Many IT leaders tout the advantages of using managed security service providers (MSSPs) to supplement their internal teams.
But two Canadian cybersecurity leaders warned during a webinar Wednesday that nailing down the pricing of some components – such as a cloud-based security information and event management suite (SIEM) — can be elusive.
“We couldn’t get relatable numbers to work with” from MSSPs, said Div Lavingia, director of technology and cybersecurity at the British Columbia-based Larco Group of Companies, which owns and operates hotels and commercial real estate firms in Canada and the U.S. “So we budgeted very high, we went overboard, which was even harder to sell” to management.
“But we felt it would be safer to go with the larger number.” And that number was “random,” he added, “because we couldn’t get any reference point.”
Dave Davies, senior cybersecurity director of Toronto-based Colliers International, which provides property management and other services to commercial real estate firms, said the same thing.
“The biggest challenge we had for the [outsourced] SOC [security operations centre] was the variable costs of the SIEM,” he said. Getting an estimate of the possible gigabytes used per day wasn’t straightforward, he said, nor was even estimating the number of firewalls needed.
“Our initial estimates needed to be adjusted upwards,” he said. “So my advice to you is be prepared for that possibility. Partner [internally] with someone strong, like a business sponsor” and make sure they understand before going to the C-suite for approval that “the price could go up more and we need a buffer.”
Both advised listeners that IT leaders should find CIOs or CISOs in similar-sized organizations who use a cloud-based SIEM and can give them advice on costs.
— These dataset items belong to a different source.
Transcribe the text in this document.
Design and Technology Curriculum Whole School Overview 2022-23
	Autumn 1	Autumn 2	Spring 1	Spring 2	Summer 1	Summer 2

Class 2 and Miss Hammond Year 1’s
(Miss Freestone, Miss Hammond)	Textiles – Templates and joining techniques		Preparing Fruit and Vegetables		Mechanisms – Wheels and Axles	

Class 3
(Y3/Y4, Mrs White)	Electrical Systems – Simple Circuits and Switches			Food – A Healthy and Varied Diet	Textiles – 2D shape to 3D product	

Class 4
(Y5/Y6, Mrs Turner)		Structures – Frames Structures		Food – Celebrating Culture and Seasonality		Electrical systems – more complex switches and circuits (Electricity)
The panel was part of a day of webinars hosted by Bulletproof Solutions of Fredericton, N.B., and its partner Microsoft Canada. Both Larco and Colliers International are Bulletproof customers.
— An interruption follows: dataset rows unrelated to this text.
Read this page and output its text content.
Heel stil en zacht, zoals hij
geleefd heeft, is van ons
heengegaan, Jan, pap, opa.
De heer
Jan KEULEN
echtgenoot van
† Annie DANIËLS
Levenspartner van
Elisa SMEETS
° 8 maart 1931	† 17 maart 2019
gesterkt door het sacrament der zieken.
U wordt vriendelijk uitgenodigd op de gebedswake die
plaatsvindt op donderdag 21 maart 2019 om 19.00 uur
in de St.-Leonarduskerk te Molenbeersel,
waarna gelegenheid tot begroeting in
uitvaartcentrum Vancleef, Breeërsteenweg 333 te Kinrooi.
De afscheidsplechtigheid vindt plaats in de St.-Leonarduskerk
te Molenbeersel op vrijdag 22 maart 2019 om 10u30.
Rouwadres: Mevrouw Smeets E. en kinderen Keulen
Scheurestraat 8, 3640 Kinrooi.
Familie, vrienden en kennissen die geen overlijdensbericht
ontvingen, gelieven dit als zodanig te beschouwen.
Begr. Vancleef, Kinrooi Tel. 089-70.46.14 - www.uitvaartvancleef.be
Panel moderator Charit Khatri, director of strategic sales at Bulletproof, admitted others customers have made the same complaint. Those voices “gives us an opportunity to take that back and work with Microsoft” – which provides the Sentinel SIEM offered by Bulletproof — “to address these concerns.”
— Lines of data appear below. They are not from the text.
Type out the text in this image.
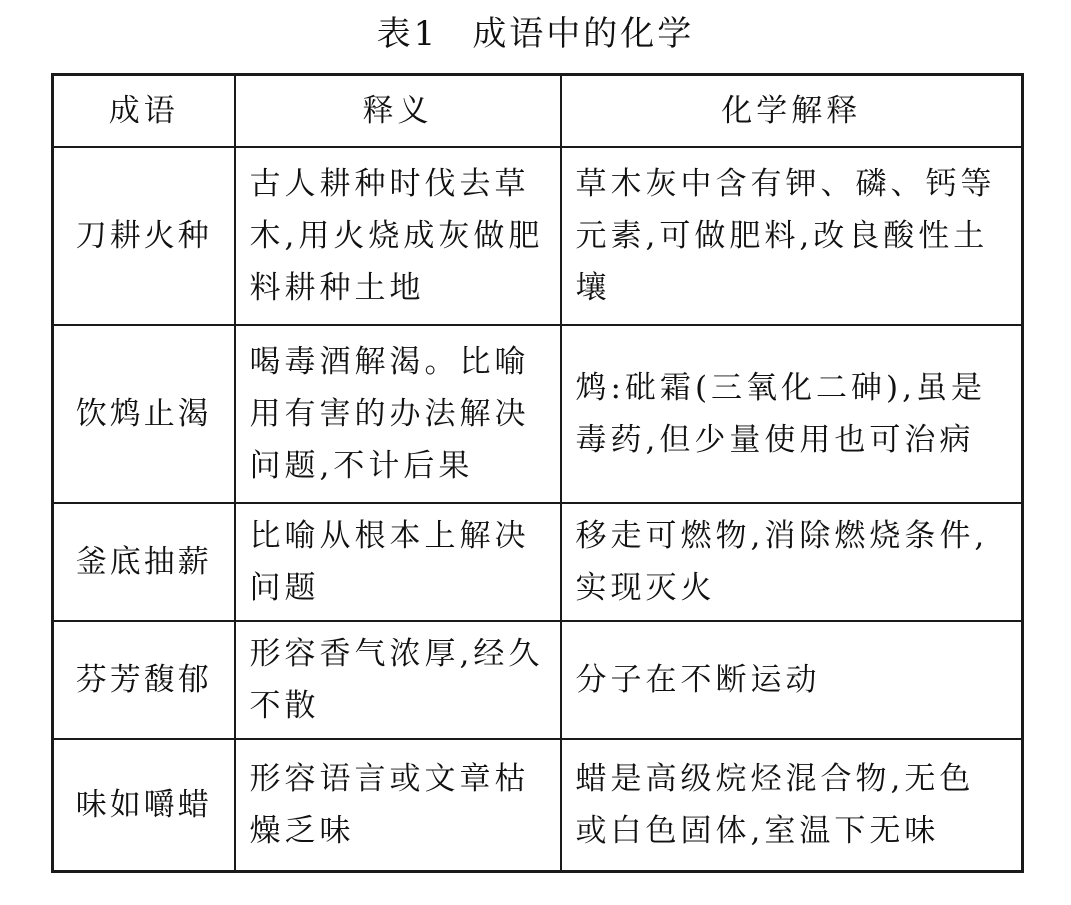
表1 成语中的化学
成语	释义	化学解释
刀耕火种	古人耕种时伐去草木,用火烧成灰做肥料耕种土地	草木灰中含有钾、磷、钙等元素,可做肥料,改良酸性土壤
饮鸩止渴	喝毒酒解渴。比喻用有害的办法解决问题,不计后果	鸩:砒霜(三氧化二砷),虽是毒药,但少量使用也可治病
釜底抽薪	比喻从根本上解决问题	移走可燃物,消除燃烧条件,实现灭火
芬芳馥郁	形容香气浓厚,经久不散	分子在不断运动
味如嚼蜡	形容语言或文章枯燥乏味	蜡是高级烷烃混合物,无色或白色固体,室温下无味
The issue of pricing products is important in convincing management to approve the purchase of a solution or a cloud service. Business wants some level of certainty when it comes to cost versus risk, Davies pointed out – which led to his recollection of the struggle to get a relatively firm price for the SIEM part of the outsourced security operations centre.
Adam Bell, CIO of the city of Fredericton and the third member of the panel, cautioned that it can take time to fully implement the services of an MSSP. “Initially just onboarding [staff] seemed overwhelming,” he said of adding Bulletproof’s SOC service. “It is a journey.” IT leaders need to think, “‘You’re going to grow into it,’” he said.
“It seemed every week we took another step – we add a new tool, we improved a rule, take some vulnerability assessment information back …”
But it was worth it when, in the middle of the implementation on a Sunday afternoon, he got a call from the new SOC warning an unknown person was on the network.
Within two hours the system was locked down.